Long Road
「奏花、帰りヒマ?」
「うん?何かあるの?」
「あのね、すごくおいしいケーキ屋さんがあるの。今日は反省会もかねて行ってみない?」
「行く!」
さゆりちゃんは、ふふふ、と笑った。
彼女は、わたしの思い描く日本の学生そのものだった。
ちょっぴりミーハーで、ノリが良くて、陽気。
わたしより1つ下とはいえ、生来姉御肌のせいか、日本の学生生活に不慣れなわたしをいろいろと手伝ってくれる頼もしい存在。
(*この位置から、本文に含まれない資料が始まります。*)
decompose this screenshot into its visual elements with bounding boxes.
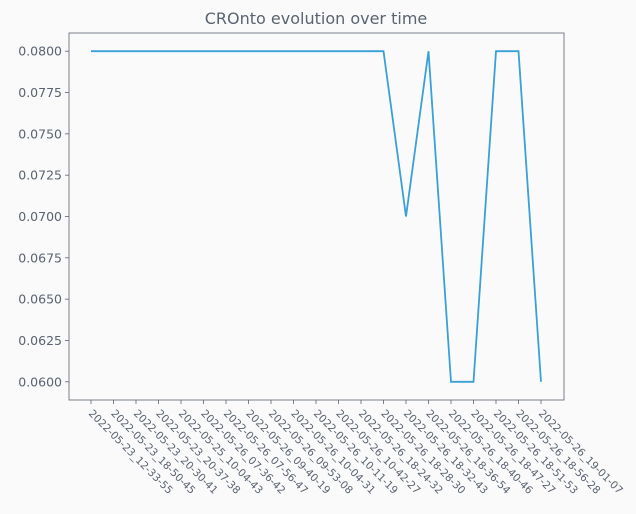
y-tick-label: 0.0600 [18,374,62,389]
x-axis: 2022-05-23_12-33-552022-05-23_18-50-4520… [86,400,625,497]
y-tick-label: 0.0800 [18,44,62,59]
y-axis: 0.0600 0.0625 0.0650 0.0675 0.0700 0.0725 0.07… [18,44,69,389]
y-tick-label: 0.0725 [18,168,62,183]
y-tick-label: 0.0750 [18,126,62,141]
y-tick-label: 0.0625 [18,333,62,348]
series-line [91,50,542,383]
y-tick-label: 0.0700 [18,209,62,224]
plot-area [68,32,565,401]
chart-title: CROnto evolution over time [205,9,428,28]
y-tick-label: 0.0775 [18,85,62,100]
y-tick-label: 0.0675 [18,250,62,265]
y-tick-label: 0.0650 [18,292,62,307]
series-layer [91,50,542,383]
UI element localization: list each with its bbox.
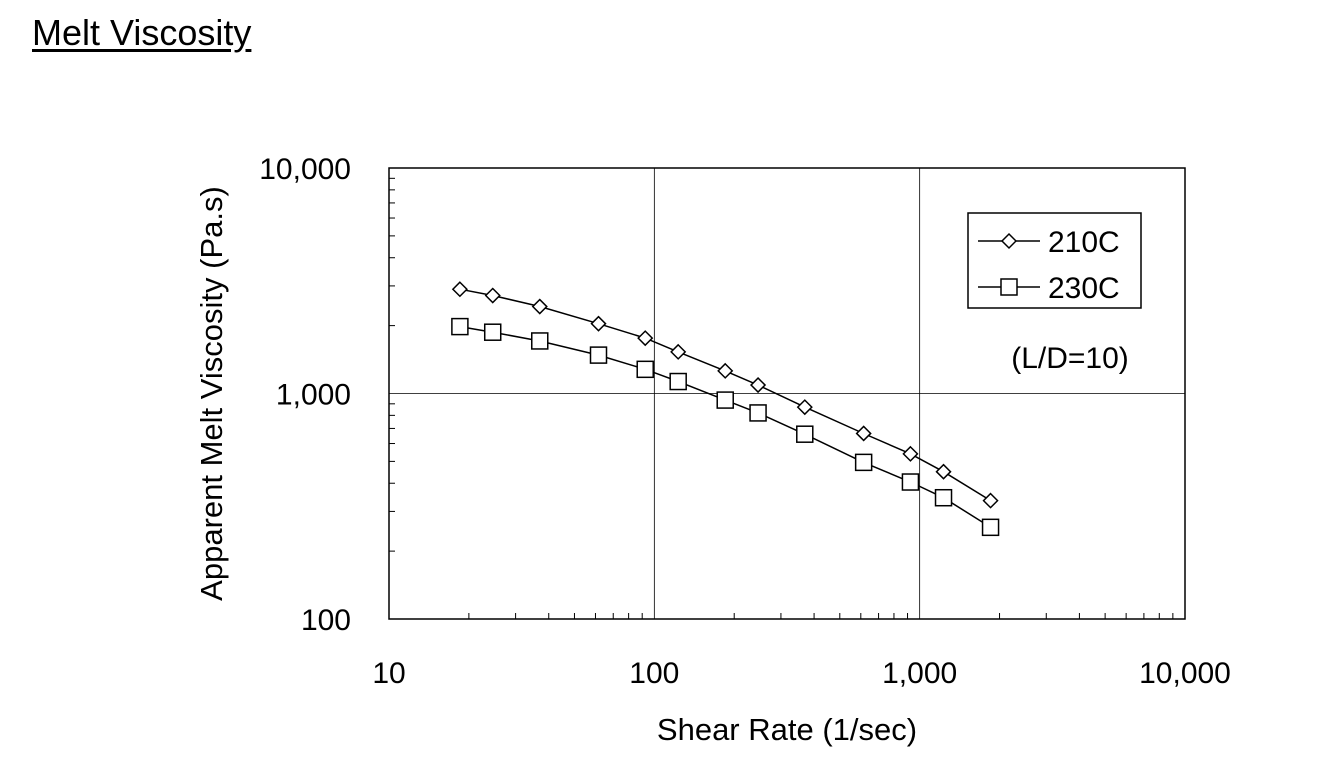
data-point-diamond — [855, 425, 872, 442]
y-tick-label: 10,000 — [259, 153, 351, 186]
data-point-square — [749, 404, 767, 422]
data-point-diamond — [637, 330, 654, 347]
data-point-square — [589, 346, 608, 364]
data-point-diamond — [982, 492, 999, 509]
series-markers — [451, 281, 1000, 537]
x-axis-title: Shear Rate (1/sec) — [657, 712, 917, 747]
data-point-diamond — [484, 287, 501, 304]
y-tick-label: 1,000 — [276, 379, 351, 412]
data-point-square — [483, 323, 502, 341]
data-point-diamond — [670, 343, 687, 360]
data-point-square — [981, 518, 1000, 537]
data-point-diamond — [750, 376, 767, 394]
y-tick-label: 100 — [301, 604, 351, 637]
page-title: Melt Viscosity — [32, 12, 252, 53]
data-point-square — [636, 360, 654, 379]
legend-marker-diamond — [1000, 232, 1018, 250]
x-tick-label: 1,000 — [882, 657, 957, 690]
data-point-square — [796, 425, 814, 443]
legend: 210C 230C — [967, 212, 1142, 309]
x-axis-tick-labels: 10 100 1,000 10,000 — [372, 657, 1231, 690]
data-point-square — [669, 372, 687, 391]
legend-label: 210C — [1048, 226, 1120, 259]
data-point-diamond — [717, 362, 734, 379]
data-point-diamond — [796, 399, 813, 416]
x-tick-label: 100 — [629, 657, 679, 690]
grid-lines — [389, 168, 1185, 619]
data-point-square — [854, 453, 873, 472]
data-point-diamond — [935, 463, 952, 480]
legend-label: 230C — [1048, 272, 1120, 305]
data-point-diamond — [902, 445, 919, 462]
x-tick-label: 10 — [372, 657, 405, 690]
data-point-diamond — [590, 315, 607, 332]
minor-ticks — [389, 177, 1174, 619]
y-axis-tick-labels: 100 1,000 10,000 — [259, 153, 351, 637]
data-point-square — [716, 391, 734, 409]
data-point-diamond — [531, 298, 548, 315]
y-axis-title: Apparent Melt Viscosity (Pa.s) — [194, 186, 229, 601]
data-point-diamond — [451, 281, 468, 298]
data-point-square — [934, 488, 953, 507]
x-tick-label: 10,000 — [1139, 657, 1231, 690]
data-point-square — [531, 332, 549, 350]
ld-ratio-annotation: (L/D=10) — [1011, 342, 1129, 375]
data-point-square — [901, 473, 920, 491]
legend-marker-square — [1000, 278, 1018, 296]
series-line-1 — [459, 325, 991, 528]
legend-box — [967, 212, 1142, 309]
data-point-square — [451, 317, 469, 336]
plot-area-frame — [388, 167, 1186, 620]
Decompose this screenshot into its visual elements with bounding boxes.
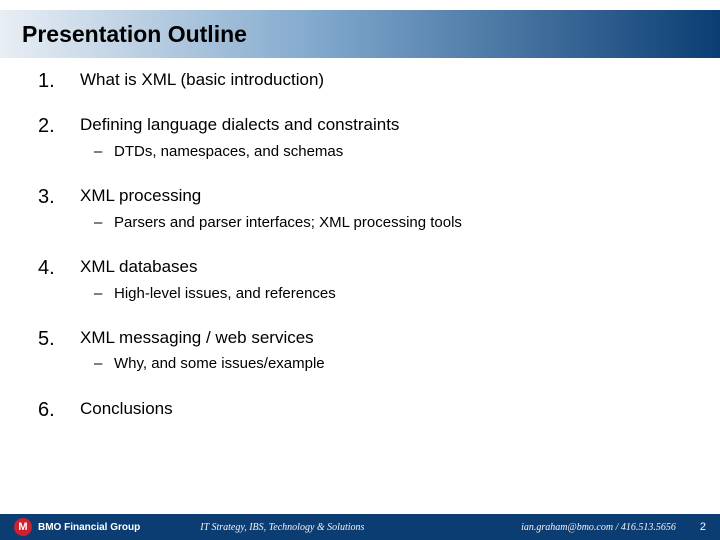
bmo-logo-icon: M bbox=[14, 518, 32, 536]
outline-item: What is XML (basic introduction) bbox=[38, 70, 690, 90]
footer-department: IT Strategy, IBS, Technology & Solutions bbox=[200, 522, 364, 533]
outline-item: XML processing Parsers and parser interfa… bbox=[38, 186, 690, 232]
outline-item-text: What is XML (basic introduction) bbox=[80, 70, 324, 89]
title-bar: Presentation Outline bbox=[0, 10, 720, 58]
footer-logo-text: BMO Financial Group bbox=[38, 522, 140, 533]
outline-sublist: Why, and some issues/example bbox=[80, 354, 690, 374]
outline-item: Conclusions bbox=[38, 399, 690, 419]
outline-item: XML messaging / web services Why, and som… bbox=[38, 328, 690, 374]
outline-item: XML databases High-level issues, and refe… bbox=[38, 257, 690, 303]
outline-sublist: DTDs, namespaces, and schemas bbox=[80, 142, 690, 162]
outline-item-text: XML processing bbox=[80, 186, 201, 205]
outline-subitem: Parsers and parser interfaces; XML proce… bbox=[80, 213, 690, 233]
outline-subitem: High-level issues, and references bbox=[80, 284, 690, 304]
outline-content: What is XML (basic introduction) Defining… bbox=[38, 70, 690, 444]
outline-item-text: Defining language dialects and constrain… bbox=[80, 115, 399, 134]
outline-sublist: High-level issues, and references bbox=[80, 284, 690, 304]
outline-sublist: Parsers and parser interfaces; XML proce… bbox=[80, 213, 690, 233]
outline-item-text: XML messaging / web services bbox=[80, 328, 314, 347]
footer-bar: M BMO Financial Group IT Strategy, IBS, … bbox=[0, 514, 720, 540]
outline-item-text: XML databases bbox=[80, 257, 198, 276]
outline-item-text: Conclusions bbox=[80, 399, 173, 418]
slide-title: Presentation Outline bbox=[22, 21, 247, 48]
footer-contact: ian.graham@bmo.com / 416.513.5656 bbox=[521, 522, 676, 533]
outline-subitem: DTDs, namespaces, and schemas bbox=[80, 142, 690, 162]
outline-subitem: Why, and some issues/example bbox=[80, 354, 690, 374]
outline-item: Defining language dialects and constrain… bbox=[38, 115, 690, 161]
slide: Presentation Outline What is XML (basic … bbox=[0, 0, 720, 540]
footer-page-number: 2 bbox=[700, 521, 706, 533]
footer-logo: M BMO Financial Group bbox=[0, 518, 140, 536]
outline-list: What is XML (basic introduction) Defining… bbox=[38, 70, 690, 419]
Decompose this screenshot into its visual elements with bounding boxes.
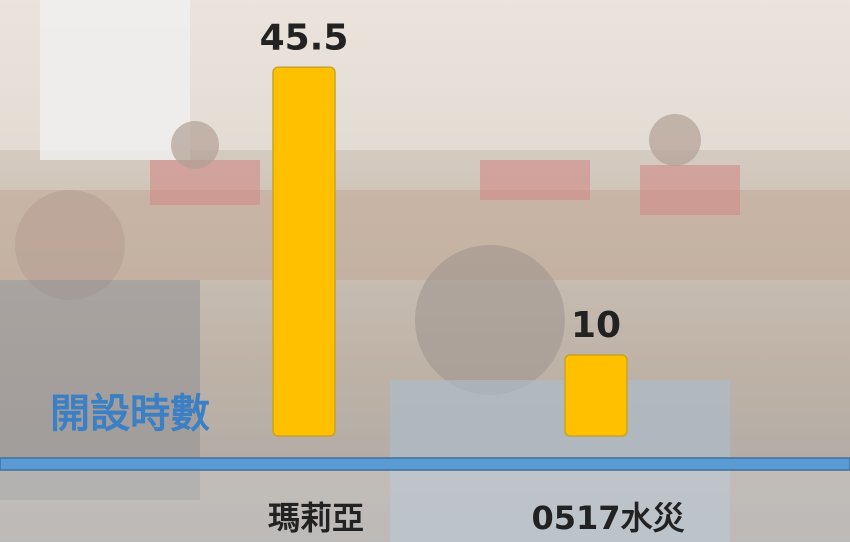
bar <box>272 66 336 437</box>
x-tick-label: 0517水災 <box>531 499 685 537</box>
value-label: 10 <box>571 305 621 346</box>
value-label: 45.5 <box>260 17 349 58</box>
bar <box>564 354 628 437</box>
x-axis-line <box>0 457 850 471</box>
x-tick-label: 瑪莉亞 <box>268 499 364 537</box>
y-axis-label: 開設時數 <box>50 391 210 437</box>
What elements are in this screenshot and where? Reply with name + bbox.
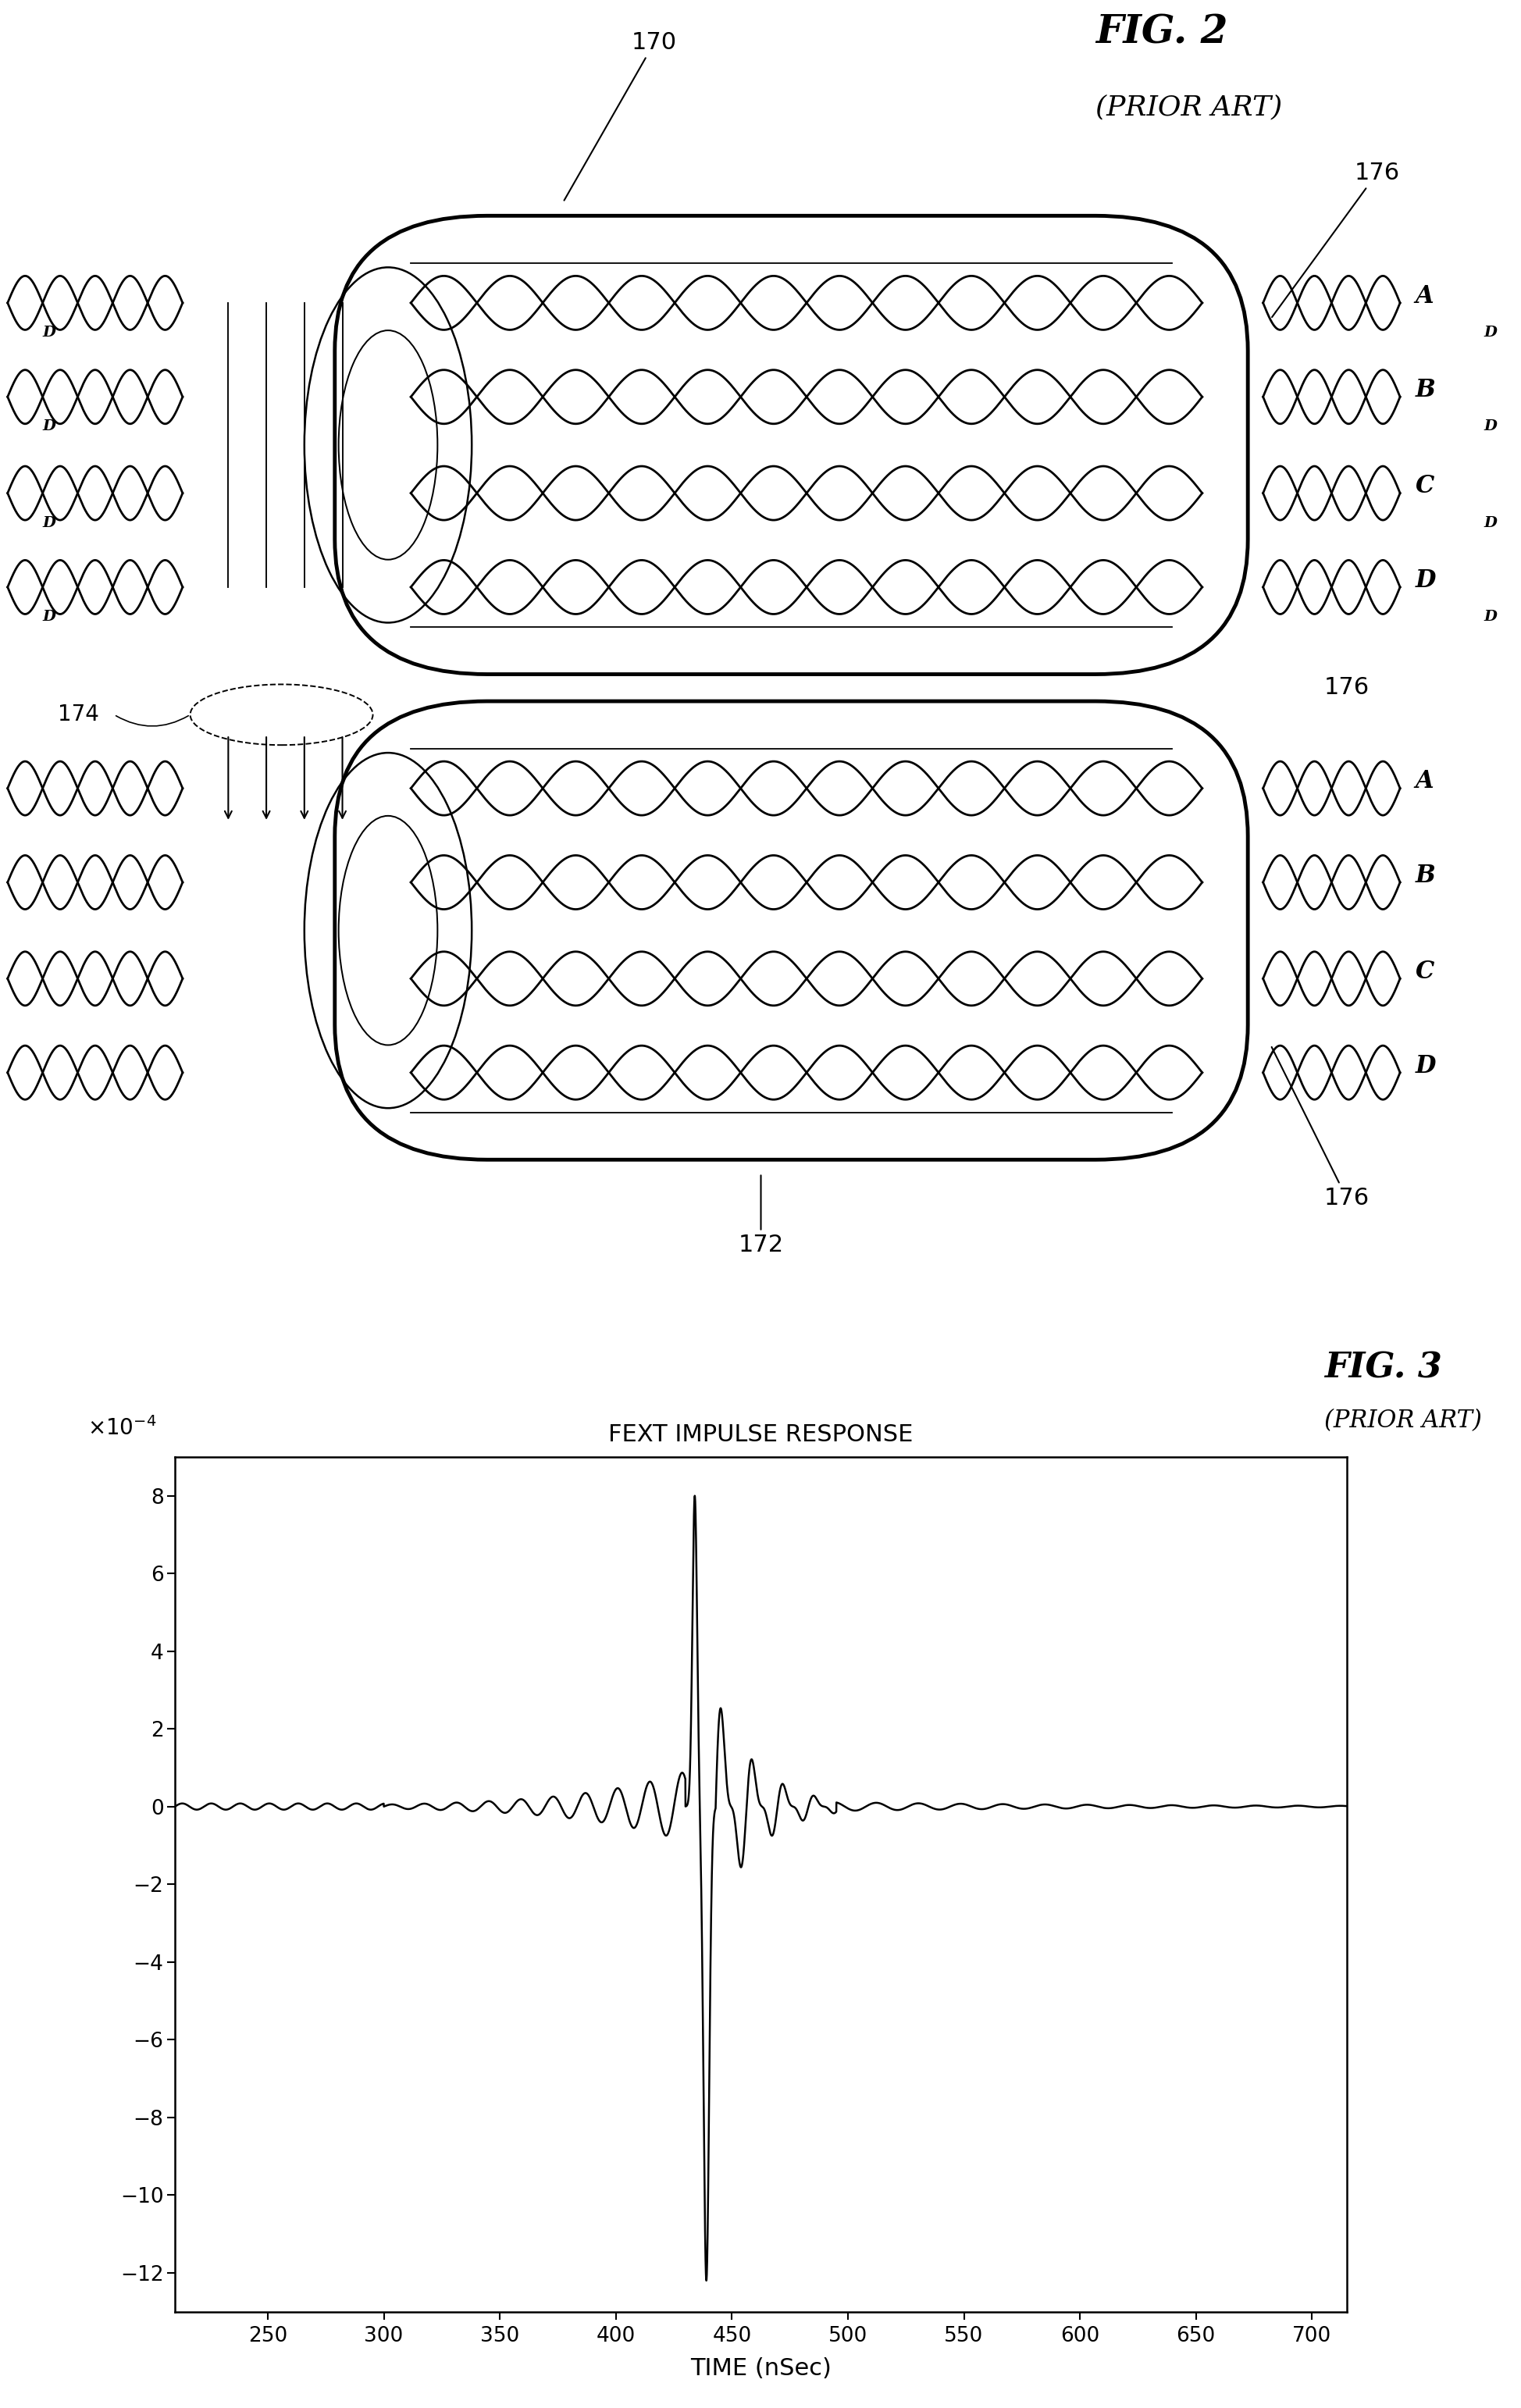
Text: D: D	[1483, 325, 1497, 340]
Text: (PRIOR ART): (PRIOR ART)	[1095, 94, 1282, 120]
Text: B: B	[1415, 378, 1434, 402]
Text: D: D	[43, 609, 56, 624]
Text: A: A	[1415, 771, 1433, 795]
FancyBboxPatch shape	[335, 217, 1247, 674]
Text: FIG. 3: FIG. 3	[1323, 1351, 1440, 1385]
Text: 176: 176	[1272, 1047, 1369, 1209]
Text: C: C	[1415, 474, 1433, 498]
Text: $\times10^{-4}$: $\times10^{-4}$	[87, 1416, 157, 1440]
Text: D: D	[1483, 419, 1497, 433]
Text: 176: 176	[1272, 161, 1399, 318]
Text: 172: 172	[738, 1175, 783, 1257]
Text: FIG. 2: FIG. 2	[1095, 14, 1227, 51]
Text: D: D	[43, 325, 56, 340]
Text: 170: 170	[564, 31, 677, 200]
Text: 174: 174	[58, 703, 99, 725]
Text: D: D	[43, 419, 56, 433]
X-axis label: TIME (nSec): TIME (nSec)	[691, 2357, 830, 2379]
Text: D: D	[1483, 609, 1497, 624]
Text: D: D	[1483, 515, 1497, 530]
Text: B: B	[1415, 864, 1434, 889]
Text: (PRIOR ART): (PRIOR ART)	[1323, 1409, 1481, 1433]
Text: D: D	[1415, 1055, 1436, 1079]
Text: D: D	[43, 515, 56, 530]
Title: FEXT IMPULSE RESPONSE: FEXT IMPULSE RESPONSE	[608, 1423, 913, 1447]
FancyBboxPatch shape	[335, 701, 1247, 1161]
Text: C: C	[1415, 961, 1433, 985]
Text: A: A	[1415, 284, 1433, 308]
Text: 176: 176	[1323, 677, 1369, 698]
Text: D: D	[1415, 568, 1436, 592]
「・・!!なに、これ!。すっごい!温度で口どけの色分けをしてるの?」
「ふっふ、ここのケーキ、やばいでしょ。」
「この彩もすごいよね。何層にもなってて!」
「私もこういうの絶対作ってみせるんだから。私ね、この道にたどり着くまで、ちょっと回り道してたから、その分こだわりがあるんだ。」
思わぬさゆりちゃんの告白に、思わず手を止めてじっと見つめた。
「どんな?」
「奏花、いま、これ食べてて幸せ?」
「もちろん!ケーキって不思議だよね。この綺麗な外見と美味しさで、単純だけど、幸せになれちゃう。」
「そうそう、それよ!。私も、今まで、良いことばっかりじゃなかったけど、単純なもんで、意外と美味しいケーキ1つで気分が明るくなったりして。そういう気持ちって、大なり小なり、誰にでもあると思うわけ。だから私も・・・、そういうケーキを作りたいんだあ。」